Oil prices are spiking on fears of a Russian supply ban, raising questions about short-term disruption, longer-term energy plans, and where ESG-focused investors might look next.

  • Russia produces about 11% of global oil; any ban would disrupt near-term supply but could be offset by other producers over time.
  • Oil prices are highly unpredictable in the short term and can swing sharply, as seen when prices briefly went negative during the pandemic.
  • A ban on Russian oil would likely push the US to export more, pressure OPEC to increase output, and drive Europe to boost LNG infrastructure.
  • Current tensions may accelerate government plans for renewable energy, keeping ESG themes relevant despite the recent focus on commodities.
  • Copper is benefiting from this backdrop as both an inflation hedge and a key metal for renewable energy due to its strong electrical conductivity.

With calls for a ban on Russian oil, the commodity’s price is spiking. If the West follows through with its threats, there will be significant near-term supply disruptions to navigate.

But oil is a global marketplace, and because a barrel of oil is a barrel of oil (give or take) a Russian exit could potentially be made up from other sources.

Russia accounts for around 11% of the world’s production. It isn’t as simple as a like-for-like comparison, and we’re not suggesting that an 11% reduction in supply (if Russian barrels get axed) should lead to an 11% increase in the price.

But the price of oil has risen sharply, and it’s worth questioning what the right reaction should be.

We do know a couple of things. One, the long-term price is set by demand and supply and two, the near-term price is impossible to predict; it could go to $200 as some are suggesting, or it could slide back to $80 if tensions calm and demand slows.  

At the start of the pandemic, demand for oil was obliterated and the world ran out of storage. Its price went negative, meaning you’d have to be paid to take a barrel and keep it in the garage. That’s a short two years ago. 

Drill baby drill

If America and its allies ban Russian oil imports there will be a scramble to make up for the shortfall. The US will ramp up exports, pressure will build on OPEC countries to loosen the spigots, and Europe will probably race to build as much liquified natural gas (LNG) storage as possible.

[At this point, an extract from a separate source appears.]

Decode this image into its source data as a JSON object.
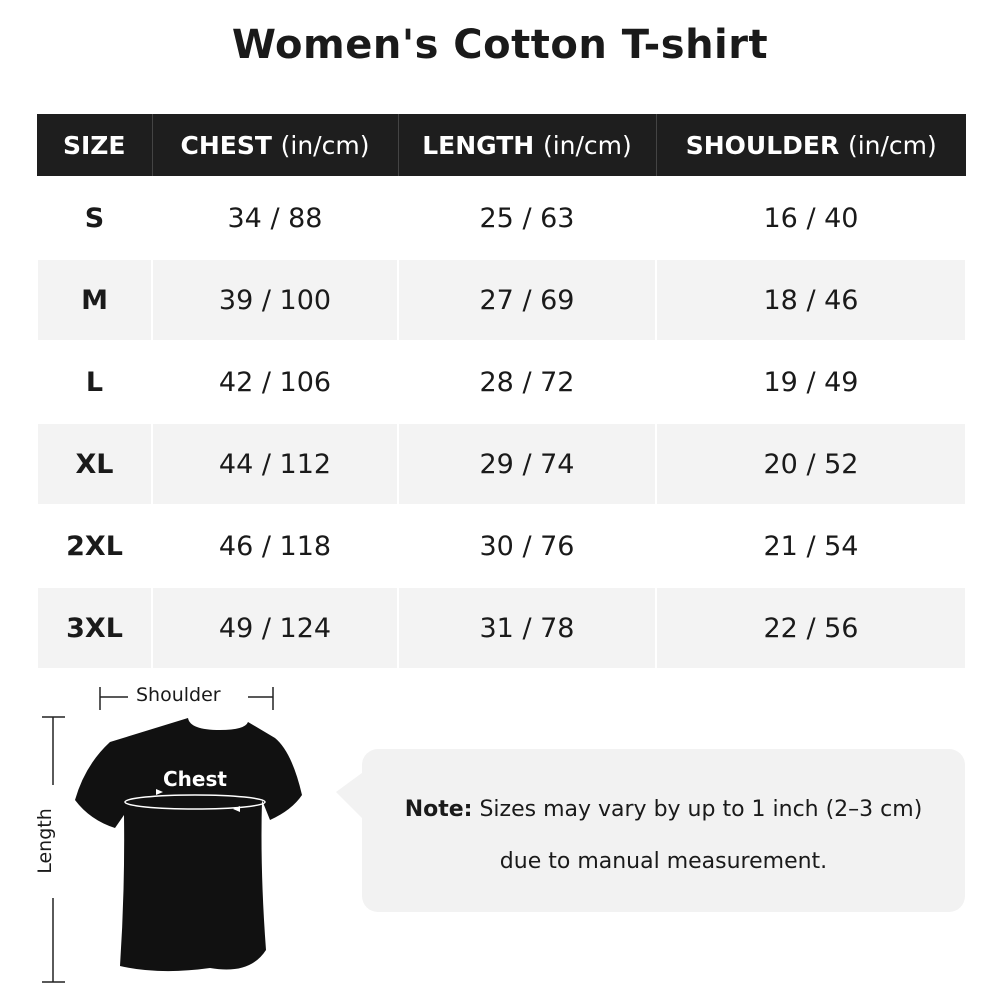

But this is a short-term solution, and looking longer term it's possible that countries will use the current situation to bring forward their already beefed up renewable energy plans. 

So what of ESG?

One of the hottest topics in investing has cooled this year as inflation heated up and investors turned to old fashioned commodity companies. There have even been calls for weapons makers to be given an honorary ESG status in the name of ‘peacekeeping’. 

But the ESG theme is evergreen and it’s worth keeping an eye on the renewable energy supply chain and the investments that play into it. Especially if governments around the world have another push towards green energy.

The recent run-up in the price of copper suggests that the metal is ticking boxes for ESGers and inflation hedgers. Commodities are generally considered inflation hedges, and copper has a high electricity conduction capacity, making it a vital ingredient in the renewable energy recipe. Who knew metal could taste good too.